Das Schloss hatte mit Dauer- und Sonderausstellung, Führungen und Terrassencafé viel zu bieten
Internationaler Museumstag im Schloss
Sinzig. Im Bilderbuchwetter erstrahlte der Internationale Museumstag, was dem Besuch der vielen bemerkenswerten Einrichtungen in den Städten und Dörfern vielleicht sogar abträglich war, zog es doch die Menschen vor allem nach draußen, wo die Natur die ganze Pracht ihrer Grün-Schattierungen feierte. Das Heimatmuseum im Schloss bot Aus- und Einsichten, öffnete seine Innenräume und die Schlossterrasse.
Museumsleiterin Agnes Menacher führte interessierte Gäste, darunter mit Taschenlampen „bewaffnete“ junge Besucher, sogar bis in den Keller der einstigen repräsentativen Sommervilla des vermögenden Kölner Ehepaars Adele und Gustav Bunge. Karl-Friedrich Amendt, Vorsitzender des Vereins zur Förderung der Denkmalpflege und des Heimatmuseums, hatte ebenfalls einen Kreis Interessierter um sich geschart, denen er Spannendes, Bemerkens- und Wissenswertes über die Geschichte des Hauses und der Stadt zu berichten wusste. Desgleichen tat Stadtführer Bernd Linnarz, der sich mit seiner Gruppe ums Stadtmodell versammelte.
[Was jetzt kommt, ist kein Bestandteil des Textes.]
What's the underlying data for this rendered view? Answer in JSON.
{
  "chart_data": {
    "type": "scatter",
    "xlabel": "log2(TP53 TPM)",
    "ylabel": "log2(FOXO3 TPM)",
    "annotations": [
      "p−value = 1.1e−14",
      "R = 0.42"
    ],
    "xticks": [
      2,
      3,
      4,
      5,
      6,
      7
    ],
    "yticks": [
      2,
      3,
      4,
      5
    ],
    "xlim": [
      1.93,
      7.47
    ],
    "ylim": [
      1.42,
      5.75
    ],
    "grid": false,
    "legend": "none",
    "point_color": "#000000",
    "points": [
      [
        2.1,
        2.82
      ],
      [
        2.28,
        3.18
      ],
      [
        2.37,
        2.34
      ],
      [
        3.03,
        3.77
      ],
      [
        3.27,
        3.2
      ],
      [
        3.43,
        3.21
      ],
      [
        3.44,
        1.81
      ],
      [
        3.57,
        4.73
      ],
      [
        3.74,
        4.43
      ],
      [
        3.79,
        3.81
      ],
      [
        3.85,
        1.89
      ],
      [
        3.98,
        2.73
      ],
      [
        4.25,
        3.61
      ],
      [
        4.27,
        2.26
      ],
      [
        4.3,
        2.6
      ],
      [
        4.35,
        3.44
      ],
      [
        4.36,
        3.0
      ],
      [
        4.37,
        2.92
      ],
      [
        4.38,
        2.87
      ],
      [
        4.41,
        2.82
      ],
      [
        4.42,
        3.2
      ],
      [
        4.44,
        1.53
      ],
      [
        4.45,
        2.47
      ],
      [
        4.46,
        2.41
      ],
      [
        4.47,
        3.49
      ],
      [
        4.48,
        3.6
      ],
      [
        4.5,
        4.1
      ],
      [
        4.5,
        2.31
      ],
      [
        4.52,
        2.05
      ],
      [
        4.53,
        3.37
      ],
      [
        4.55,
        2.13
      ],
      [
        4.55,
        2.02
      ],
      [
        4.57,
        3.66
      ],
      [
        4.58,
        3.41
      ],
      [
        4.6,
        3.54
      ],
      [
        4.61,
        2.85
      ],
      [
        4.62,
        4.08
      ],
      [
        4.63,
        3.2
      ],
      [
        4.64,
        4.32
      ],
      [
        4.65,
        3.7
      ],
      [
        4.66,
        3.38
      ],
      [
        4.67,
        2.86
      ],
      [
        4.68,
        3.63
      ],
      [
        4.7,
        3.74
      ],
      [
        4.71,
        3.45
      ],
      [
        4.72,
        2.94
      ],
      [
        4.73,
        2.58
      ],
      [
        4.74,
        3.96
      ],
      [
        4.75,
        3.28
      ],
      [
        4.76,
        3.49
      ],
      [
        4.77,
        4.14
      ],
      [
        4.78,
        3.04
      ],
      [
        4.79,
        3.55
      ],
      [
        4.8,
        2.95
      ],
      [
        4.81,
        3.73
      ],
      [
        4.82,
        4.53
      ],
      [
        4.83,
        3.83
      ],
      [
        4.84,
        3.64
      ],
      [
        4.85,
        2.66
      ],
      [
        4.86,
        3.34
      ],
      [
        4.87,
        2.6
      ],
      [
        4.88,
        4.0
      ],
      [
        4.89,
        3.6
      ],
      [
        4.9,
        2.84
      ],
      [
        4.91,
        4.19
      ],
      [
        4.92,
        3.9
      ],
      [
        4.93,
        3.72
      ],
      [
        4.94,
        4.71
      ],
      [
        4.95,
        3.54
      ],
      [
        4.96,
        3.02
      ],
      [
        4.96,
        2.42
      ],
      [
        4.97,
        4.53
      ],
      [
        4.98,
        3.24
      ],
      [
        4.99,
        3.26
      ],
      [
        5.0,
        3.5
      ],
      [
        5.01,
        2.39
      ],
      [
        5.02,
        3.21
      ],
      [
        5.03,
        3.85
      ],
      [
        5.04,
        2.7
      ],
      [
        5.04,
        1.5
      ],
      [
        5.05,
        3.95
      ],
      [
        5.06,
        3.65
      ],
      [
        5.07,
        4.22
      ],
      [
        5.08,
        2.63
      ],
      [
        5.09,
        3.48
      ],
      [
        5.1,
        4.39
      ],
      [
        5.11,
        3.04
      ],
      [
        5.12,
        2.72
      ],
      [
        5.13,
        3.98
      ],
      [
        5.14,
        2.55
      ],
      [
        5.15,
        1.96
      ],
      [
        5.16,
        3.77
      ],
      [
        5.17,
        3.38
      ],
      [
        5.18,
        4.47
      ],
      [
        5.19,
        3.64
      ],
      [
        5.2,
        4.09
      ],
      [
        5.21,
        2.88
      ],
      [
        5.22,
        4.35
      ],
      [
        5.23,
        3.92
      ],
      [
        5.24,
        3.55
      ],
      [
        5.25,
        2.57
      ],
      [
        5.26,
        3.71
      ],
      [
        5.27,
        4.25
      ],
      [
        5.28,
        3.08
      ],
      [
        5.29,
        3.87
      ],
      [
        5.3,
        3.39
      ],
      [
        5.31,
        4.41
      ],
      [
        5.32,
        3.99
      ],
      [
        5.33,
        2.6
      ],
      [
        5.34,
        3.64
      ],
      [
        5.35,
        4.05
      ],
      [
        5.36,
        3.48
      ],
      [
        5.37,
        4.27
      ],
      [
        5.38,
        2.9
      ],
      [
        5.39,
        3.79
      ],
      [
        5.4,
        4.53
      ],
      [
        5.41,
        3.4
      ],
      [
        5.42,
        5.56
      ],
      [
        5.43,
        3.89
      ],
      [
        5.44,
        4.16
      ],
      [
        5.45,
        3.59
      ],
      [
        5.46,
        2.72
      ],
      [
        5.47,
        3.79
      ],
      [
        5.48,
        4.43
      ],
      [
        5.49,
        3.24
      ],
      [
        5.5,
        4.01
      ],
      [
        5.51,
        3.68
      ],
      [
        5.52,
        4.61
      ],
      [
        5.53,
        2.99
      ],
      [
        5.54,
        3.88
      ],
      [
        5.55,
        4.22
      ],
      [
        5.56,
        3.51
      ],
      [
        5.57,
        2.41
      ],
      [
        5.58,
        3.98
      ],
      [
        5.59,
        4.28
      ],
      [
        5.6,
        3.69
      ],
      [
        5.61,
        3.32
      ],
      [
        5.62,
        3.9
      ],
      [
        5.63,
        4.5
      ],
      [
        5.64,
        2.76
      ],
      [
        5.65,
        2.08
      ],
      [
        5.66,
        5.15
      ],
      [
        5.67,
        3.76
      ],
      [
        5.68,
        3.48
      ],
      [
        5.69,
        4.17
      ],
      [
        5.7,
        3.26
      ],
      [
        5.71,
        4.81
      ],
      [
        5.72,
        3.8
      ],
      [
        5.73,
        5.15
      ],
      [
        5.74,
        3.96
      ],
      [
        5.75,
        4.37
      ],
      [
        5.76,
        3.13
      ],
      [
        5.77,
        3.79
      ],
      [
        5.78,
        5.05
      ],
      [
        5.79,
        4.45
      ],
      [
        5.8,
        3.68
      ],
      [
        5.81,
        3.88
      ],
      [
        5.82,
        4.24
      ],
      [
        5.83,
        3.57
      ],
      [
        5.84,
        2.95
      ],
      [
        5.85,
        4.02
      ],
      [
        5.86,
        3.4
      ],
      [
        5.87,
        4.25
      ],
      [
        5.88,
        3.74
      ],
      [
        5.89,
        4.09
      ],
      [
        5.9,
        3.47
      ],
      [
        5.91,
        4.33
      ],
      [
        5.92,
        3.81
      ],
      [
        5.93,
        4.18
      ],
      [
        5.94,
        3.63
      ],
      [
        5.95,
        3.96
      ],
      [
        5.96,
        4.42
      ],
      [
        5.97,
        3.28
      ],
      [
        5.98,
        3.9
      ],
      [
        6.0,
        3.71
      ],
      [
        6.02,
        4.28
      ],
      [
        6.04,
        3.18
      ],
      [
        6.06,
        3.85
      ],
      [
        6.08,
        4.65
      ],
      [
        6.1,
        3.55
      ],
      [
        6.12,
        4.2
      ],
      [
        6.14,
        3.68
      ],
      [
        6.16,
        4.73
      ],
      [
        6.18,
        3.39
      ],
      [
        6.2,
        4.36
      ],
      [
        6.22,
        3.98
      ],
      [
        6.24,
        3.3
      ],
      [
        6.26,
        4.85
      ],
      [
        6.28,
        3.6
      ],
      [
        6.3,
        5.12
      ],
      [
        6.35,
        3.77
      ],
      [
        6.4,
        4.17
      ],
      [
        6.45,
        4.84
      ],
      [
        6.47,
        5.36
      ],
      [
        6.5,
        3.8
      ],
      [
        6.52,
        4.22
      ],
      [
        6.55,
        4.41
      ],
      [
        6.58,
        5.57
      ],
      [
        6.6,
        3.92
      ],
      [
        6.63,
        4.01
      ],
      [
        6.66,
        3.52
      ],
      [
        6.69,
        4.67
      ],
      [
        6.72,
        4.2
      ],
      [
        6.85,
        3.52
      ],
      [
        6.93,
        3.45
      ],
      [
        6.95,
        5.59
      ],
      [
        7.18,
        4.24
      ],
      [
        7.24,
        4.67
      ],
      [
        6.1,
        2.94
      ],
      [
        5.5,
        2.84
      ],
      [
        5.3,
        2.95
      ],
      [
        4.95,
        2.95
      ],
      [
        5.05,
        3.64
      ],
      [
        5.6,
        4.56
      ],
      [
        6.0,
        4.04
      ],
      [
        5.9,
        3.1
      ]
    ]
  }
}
Neben der abwechslungsreichen Dauerausstellung mit Gemälden, Möbeln, Keramik, Zeugnissen der Stadt aber auch Römischem und Vorgeschichtlichem gab es für die Besucher Neues anzuschauen. Im obersten Ausstellungsgeschoss zeigt sich innerhalb der römischen Abteilung die jüngst eingetroffene Terra Sigillata, feines rotes Geschirr aus der Sinziger Produktionsstätte des zweiten Jahrhunderts nach Christus, die das Bonner LVR-Landesmuseum dem Sinziger Museum als Dauerleihgabe überlässt. In der Etage darunter konnten die Gäste erstmals die Kopie eines Medizin- und Kräuterbuch des Museums aus dem späten 15. Jahrhundert komplett durchblättern. Im Parterre, Treppenhaus, ersten und zweiten Stock verteilen sich zurzeit zusätzlich die Exponate der frisch eröffneten Sonderausstellung „Rhein! Lyrische Landschaften“ mit Zeichnungen von Dr. Kurt Roessler und Fotos von Rolf Stolz. Roessler bot an dem Tag auch seine Publikationen mit Schwerpunkt Rolandsbogen an. Wie in den beiden Vorjahren lohnte der Besuch des Schlosscafés. Die Mitstreiter des Denkmalvereins und die Freunde des Museums hatten für Kuchen gesorgt und bedienten die Gäste mit besonderer Freundlichkeit. Einzigartig: Der Kaffeegenuss auf der Schlossterrasse inklusive Blick in den Park, wo die alten Bäume in voller Pracht zu bewundern waren.
Spannendes, Bemerkens- und Wissenswertes über die Geschichte des Hauses und der Stadt wusste Karl-Friedrich Amendt zu berichten.